Le mécanisme d'enchères lui-même est transparent et vérifiable. Trois à cinq créneaux d'enchères sont disponibles quotidiennement, comprenant la capacité réservée plus les réservations annulées. L'Autorité du canal de Panama a modifié son système premier arrivé, premier servi après la sécheresse de 2024, passant à un système de réservation avancé qui inclut le système d'allocation de créneaux à long terme (LoTSA) et un système de réservation dédié aux méthaniers. Le mécanisme d'enchères utilise un nombre limité de créneaux intégrés et ne perturbe pas l'ordre ou le calendrier des transits confirmés. Cela signifie que les prix moyens de 385 000 $ et les prix de pointe de 4 millions de dollars reflètent une demande réelle dépassant l'offre aux prix antérieurs, et non une rareté artificielle ou un passage de file.

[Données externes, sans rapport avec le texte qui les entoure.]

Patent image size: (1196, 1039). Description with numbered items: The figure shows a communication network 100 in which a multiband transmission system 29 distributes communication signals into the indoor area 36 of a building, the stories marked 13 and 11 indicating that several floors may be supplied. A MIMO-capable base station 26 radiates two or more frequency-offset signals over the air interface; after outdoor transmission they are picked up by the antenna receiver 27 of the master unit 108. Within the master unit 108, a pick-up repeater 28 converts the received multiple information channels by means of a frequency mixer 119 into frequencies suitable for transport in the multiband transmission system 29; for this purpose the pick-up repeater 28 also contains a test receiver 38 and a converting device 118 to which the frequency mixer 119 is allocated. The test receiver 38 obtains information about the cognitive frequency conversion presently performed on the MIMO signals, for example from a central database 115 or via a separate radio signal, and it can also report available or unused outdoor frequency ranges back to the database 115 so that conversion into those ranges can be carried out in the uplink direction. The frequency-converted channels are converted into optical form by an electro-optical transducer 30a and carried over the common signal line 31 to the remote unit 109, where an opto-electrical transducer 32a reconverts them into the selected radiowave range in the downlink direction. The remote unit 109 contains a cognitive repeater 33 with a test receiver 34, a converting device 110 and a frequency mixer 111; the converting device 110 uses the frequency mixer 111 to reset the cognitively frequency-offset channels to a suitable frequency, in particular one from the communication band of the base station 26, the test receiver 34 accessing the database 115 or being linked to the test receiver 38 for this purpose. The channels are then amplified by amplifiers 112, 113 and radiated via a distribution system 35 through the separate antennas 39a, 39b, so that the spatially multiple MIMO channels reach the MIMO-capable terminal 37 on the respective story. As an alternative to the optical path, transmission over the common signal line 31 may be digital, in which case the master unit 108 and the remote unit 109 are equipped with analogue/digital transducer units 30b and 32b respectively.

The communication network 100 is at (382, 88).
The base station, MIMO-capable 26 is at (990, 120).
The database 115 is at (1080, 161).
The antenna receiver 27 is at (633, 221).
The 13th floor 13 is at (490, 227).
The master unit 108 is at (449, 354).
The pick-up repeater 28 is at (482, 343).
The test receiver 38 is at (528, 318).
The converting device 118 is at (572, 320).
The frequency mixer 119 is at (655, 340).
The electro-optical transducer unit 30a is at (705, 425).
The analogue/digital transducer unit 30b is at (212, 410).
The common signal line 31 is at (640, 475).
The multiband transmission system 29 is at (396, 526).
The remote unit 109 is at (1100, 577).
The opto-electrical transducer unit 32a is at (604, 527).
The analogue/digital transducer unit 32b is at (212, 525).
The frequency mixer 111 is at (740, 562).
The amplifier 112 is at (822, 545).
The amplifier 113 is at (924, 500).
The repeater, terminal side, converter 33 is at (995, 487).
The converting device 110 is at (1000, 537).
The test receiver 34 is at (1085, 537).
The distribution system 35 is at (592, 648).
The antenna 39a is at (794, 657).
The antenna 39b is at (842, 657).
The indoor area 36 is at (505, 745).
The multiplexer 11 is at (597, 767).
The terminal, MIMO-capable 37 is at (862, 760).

La crise d'Ormuz elle-même ne montre aucun signe de résolution. Le conflit a commencé le 28 février 2026, et fin avril, les flux de pétroliers et de GNL à travers le canal continuent de monter en flèche. Le directeur financier du canal a noté que "nous avons commencé à voir la montée en flèche des transits de pétroliers chimiques et pétroliers à partir du 28 février et du 1er mars", liant directement l'augmentation de la demande à la fermeture d'Ormuz. Le canal ne gère pas un pic à court terme — il accommode un réacheminement qui persistera tant qu'Ormuz portera des primes d'assurance et de sécurité élevées, ce qui signifie des années.
Les instruments
Cette thèse s'exprime à travers huit positions : cinq positions longues capturant la réévaluation du canal, une position longue capturant la substitution ferroviaire, et deux positions courtes sur le tonnage dépendant de Suez. Les positions longues totalisent 90 % du poids du portefeuille, les positions courtes 20 %, pour une exposition nette de 70 %. Cela reflète la conviction que la réévaluation est structurelle tout en se couvrant contre une résolution d'Ormuz plus rapide que prévu.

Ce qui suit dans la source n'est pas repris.